Personal information
- Full name: Mark James William Wright
- Born: 1 February 1981 (age 45) Edmonton, London, England
- Batting: Right-handed
- Bowling: Right-arm off break

International information
- National side: Hong Kong (2014);

Domestic team information
- 2005–2006 & 2008: Buckinghamshire
- 2001: Middlesex Cricket Board

Career statistics
| Competition | LA |
| Matches | 5 |
| Runs scored | 26 |
| Batting average | 6.50 |
| 100s/50s | –/– |
| Top score | 12* |
| Balls bowled | 96 |
| Wickets | 2 |
| Bowling average | 31.00 |
| 5 wickets in innings | – |
| 10 wickets in match | – |
| Best bowling | 1/13 |
| Catches/stumpings | 1/– |
- Source: Cricinfo, 5 May 2017

= Mark Wright (cricketer) =

Mark James William Wright (born 1 February 1981) is a cricketer who represents the Hong Kong national team. Wright is a right-handed batsman who bowls right-arm off break. He was born in Edmonton, London.

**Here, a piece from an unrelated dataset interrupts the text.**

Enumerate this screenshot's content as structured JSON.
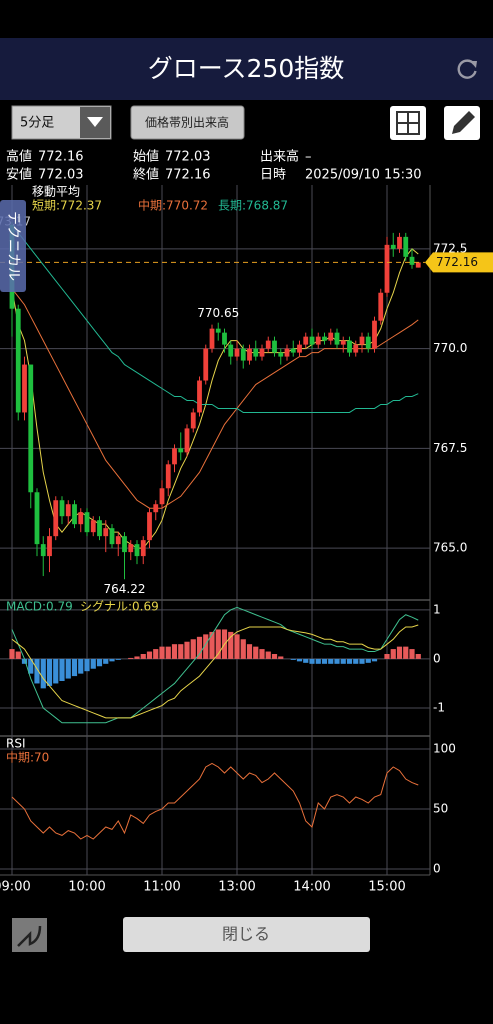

Wright represented the Middlesex Cricket Board in a single List A match against Berkshire in the 2001 Cheltenham & Gloucester Trophy. In his only List A match he scored 5 runs and with the ball he took a single wicket at a cost of 13 runs.

In 2005, he played his only Minor Counties Championship match for Buckinghamshire against Cumberland. The following season he made his debut for the county in the MCCA Knockout Trophy against Cambridgeshire. Two years later, he played his second and final Trophy match for the county against Dorset.

In 2009, he represented Hong Kong in the 2009 Hong Kong Cricket Sixes, playing matches against South Africa, New Zealand, England and Sri Lanka. Being 5 overs per innings matches, these games therefore held no official status. He also represented Hong Kong in official List A matches at the 2014 World Cup Qualifier.